Floods across the country highlight need for a robust flood management structure

  • Floods in India are turning more severe, unpredictable and rather intractable. In 2018 alone, India suffered damages worth over Rs. 950 billion due to floods.
  • Number of urban floods is on the rise mainly due to poor drainage and encroachment of old water bodies of cities and towns.
  • Despite several agencies involved in flood control, there is a clear lack of coordination among them in the management of floods.

Despite this July being the driest July in the last five years, many parts of India, especially the states of Assam and Bihar, are still reeling under the floods. More than 10 million people are estimated to have been affected and at least 125 people have died due to floods in these two states until the first week of August this year. Besides, hundreds of villages of Uttar Pradesh were inundated, Maharashtra’s capital Mumbai was waterlogged and Kerala has an impending flood.

Flooding is a normal process during monsoon and to some extent, it is needed to carry out some natural processes like bringing alluvial soil to fields, groundwater recharge or replenishment of waterbodies. However, due to erratic weather patterns and an increasing number of intense rainfall events, the floods have become unpredictable and intractable.

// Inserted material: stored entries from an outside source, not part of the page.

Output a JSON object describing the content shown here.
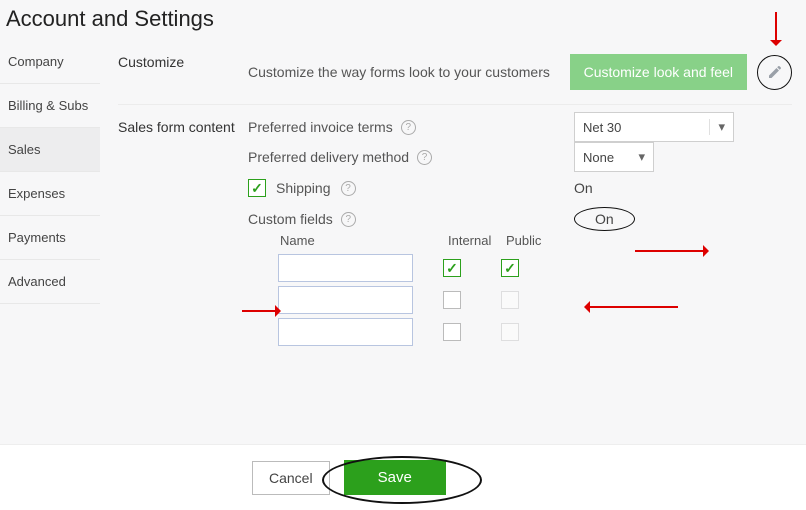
{
  "page_title": "Account and Settings",
  "sidebar": {
    "items": [
      {
        "label": "Company"
      },
      {
        "label": "Billing & Subs"
      },
      {
        "label": "Sales"
      },
      {
        "label": "Expenses"
      },
      {
        "label": "Payments"
      },
      {
        "label": "Advanced"
      }
    ],
    "active_index": 2
  },
  "customize": {
    "section_label": "Customize",
    "description": "Customize the way forms look to your customers",
    "button_label": "Customize look and feel"
  },
  "sales_form": {
    "section_label": "Sales form content",
    "invoice_terms": {
      "label": "Preferred invoice terms",
      "value": "Net 30"
    },
    "delivery_method": {
      "label": "Preferred delivery method",
      "value": "None"
    },
    "shipping": {
      "label": "Shipping",
      "checked": true,
      "status": "On"
    },
    "custom_fields": {
      "label": "Custom fields",
      "status": "On",
      "columns": {
        "name": "Name",
        "internal": "Internal",
        "public": "Public"
      },
      "rows": [
        {
          "name": "",
          "internal": true,
          "public": true
        },
        {
          "name": "",
          "internal": false,
          "public": false
        },
        {
          "name": "",
          "internal": false,
          "public": false
        }
      ]
    }
  },
  "footer": {
    "cancel": "Cancel",
    "save": "Save"
  }
}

In the last few years, the number of incidents and scale of floods has sharply increased and experts believe that effective and structured flood management is urgently required to handle this challenge.

Severe loss due to floods

One of the reasons for the recurring floods in many parts of India is their geographical location. For instance, states like Bihar, Uttar Pradesh, West Bengal, Assam and Bihar are situated in the Terai region, the foothill of Himalayas and hundreds of watercourses originate from these mountains. Besides Ganga, the flood-prone river basins like Kosi, Gandak, Damodar, Brahmaputra and Mahanadi are spread across these states. These rivers have scores of mighty tributaries that bring enormous water in the rainy season causing floods.

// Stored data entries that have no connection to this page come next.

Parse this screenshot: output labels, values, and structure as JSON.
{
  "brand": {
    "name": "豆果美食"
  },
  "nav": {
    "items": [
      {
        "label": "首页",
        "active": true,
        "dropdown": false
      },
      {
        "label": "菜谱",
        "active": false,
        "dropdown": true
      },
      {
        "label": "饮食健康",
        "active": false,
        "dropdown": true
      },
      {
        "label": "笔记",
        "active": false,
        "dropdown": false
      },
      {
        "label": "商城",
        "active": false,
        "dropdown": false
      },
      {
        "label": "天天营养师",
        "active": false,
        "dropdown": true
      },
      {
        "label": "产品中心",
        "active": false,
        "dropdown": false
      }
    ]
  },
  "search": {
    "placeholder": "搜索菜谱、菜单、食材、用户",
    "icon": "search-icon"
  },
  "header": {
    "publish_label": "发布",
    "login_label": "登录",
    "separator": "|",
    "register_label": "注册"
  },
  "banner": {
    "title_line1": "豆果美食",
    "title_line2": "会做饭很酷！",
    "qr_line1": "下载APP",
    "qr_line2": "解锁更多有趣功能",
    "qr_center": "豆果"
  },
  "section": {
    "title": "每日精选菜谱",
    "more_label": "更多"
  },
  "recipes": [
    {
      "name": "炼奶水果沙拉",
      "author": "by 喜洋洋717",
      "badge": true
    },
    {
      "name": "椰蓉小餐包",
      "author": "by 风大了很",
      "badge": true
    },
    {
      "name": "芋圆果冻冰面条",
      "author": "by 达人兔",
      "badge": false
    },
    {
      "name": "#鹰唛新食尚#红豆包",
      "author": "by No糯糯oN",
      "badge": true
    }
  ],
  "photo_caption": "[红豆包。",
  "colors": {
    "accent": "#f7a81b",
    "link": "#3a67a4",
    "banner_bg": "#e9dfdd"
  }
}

According to data presented in the Rajya Sabha, in 2018, India lost 1,808 lives and suffered losses worth an estimated Rs. 957 billion (Rs. 95,736 crores) due to floods across the country. Government data shows that between 1953 and 2011, on an average, floods claimed 1,653 lives every year and caused losses – including the house, public property and crop damage – of Rs. 36.12 billion (Rs. 3,612 crores every year). According to the Assam government, since 1947 more than 125,000 (1.25 lakh) families in the state have lost either their residential land or agricultural land due to floods.